Dalam memori Aldric, ia selalu ada di pinggir, di sudut pertemuan, di ujung meja, di sisi koridor.
Orang yang kehadirannya dirasakan tanpa pernah mendominasi ruangan secara visual. Tapi
sekarang, berdiri di tengah ruangan ini tanpa Aldric-1 di antara kami, ada sesuatu dalam posisinya
yang berbeda, seperti bayangan yang selama dua puluh tiga tahun terbiasa hidup di bawah cahaya
orang lain dan yang baru saja menemukan bahwa cahaya itu sudah padam.Ia berusia sekitar enam puluh tahun. Rambut kelabu yang rapi, pakaian yang tidak pernah terlihat
baru tapi tidak pernah terlihat kusut. Wajah yang sudah belajar tidak menunjukkan apa pun yang
tidak ingin ia tunjukkan, selama dua puluh tiga tahun belajar itu di sekolah yang paling keras:
bekerja dekat dengan orang yang lebih tajam darinya dan bertahan.
Ia menatapku dengan cara yang sudah aku kenali dari memori, cara Rese selalu menatap sesuatu
yang baru masuk ke dalam kalkulasinya: cepat, menyeluruh, tanpa kelihatan sedang menghitung.
"Voss-11," katanya. Bukan salam. Konfirmasi.
"Direktur Rese," kataku.
Ada jeda kecil. Sesuatu di matanya bergerak ketika aku menggunakan gelarnya, bukan terkejut,
tapi evaluasi ulang. Ia sudah tahu aku punya memori Aldric. Yang tidak ia perhitungkan sepenuhnya
adalah bahwa aku tahu cara menggunakan memori itu dengan cara yang berbeda dari Aldric.
Ia menarik kursi dan duduk dengan cara orang yang memilih untuk duduk bukan karena lelah
tapi karena ingin percakapan ini terjadi dalam posisi yang tertentu. Atasan Sera mundur ke sudut
ruangan dengan cara orang yang tiba-tiba menyadari bahwa kehadirannya di sini tidak lebih dari
dekorasi.
"Kamu datang sendiri," kata Rese.
"Ya."
"Tanpa Investigator Munk."
"Saya dengar ia sedang sibuk."
Sudut bibirnya tidak bergerak tapi ada sesuatu di sekitar matanya yang mengakui bahwa ia
menangkap apa yang aku maksud dan memilih untuk tidak merespons secara langsung. Cara Rese
selalu bekerja dalam memori Aldric, tidak pernah mengkonfirmasi apa yang tidak perlu
dikonfirmasi, tidak pernah menyangkal apa yang tidak perlu disangkal.

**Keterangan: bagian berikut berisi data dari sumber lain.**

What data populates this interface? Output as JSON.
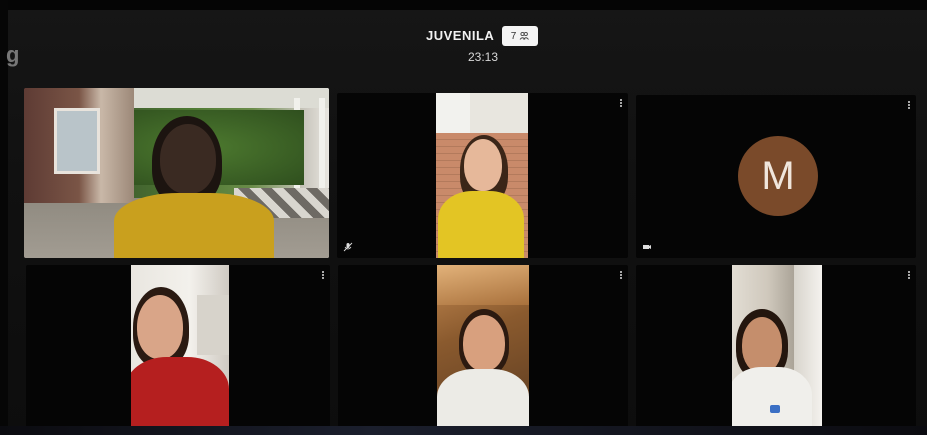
{
  "app": {
    "logo_letter": "g"
  },
  "header": {
    "room_name": "JUVENILA",
    "participant_count": "7",
    "timer": "23:13"
  },
  "tiles": [
    {
      "id": 1,
      "type": "video",
      "camera_on": true
    },
    {
      "id": 2,
      "type": "video",
      "camera_on": true
    },
    {
      "id": 3,
      "type": "avatar",
      "avatar_letter": "M",
      "avatar_color": "#7a4a2a"
    },
    {
      "id": 4,
      "type": "video",
      "camera_on": true
    },
    {
      "id": 5,
      "type": "video",
      "camera_on": true
    },
    {
      "id": 6,
      "type": "video",
      "camera_on": true
    }
  ],
  "colors": {
    "background": "#0d0d0d",
    "badge_bg": "#f4f4f4",
    "avatar": "#7a4a2a"
  }
}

"Ada beberapa hal yang perlu kita bicarakan," katanya. "Tentang informasi yang beredar pagi
ini."
"Informasi tentang kematian Aldric-1?"
"Tentang tuduhan yang tidak berdasar yang disebarkan oleh pihak-pihak yang punya
kepentingan untuk mendestabilisasi Voss Synthetics di saat yang sensitif."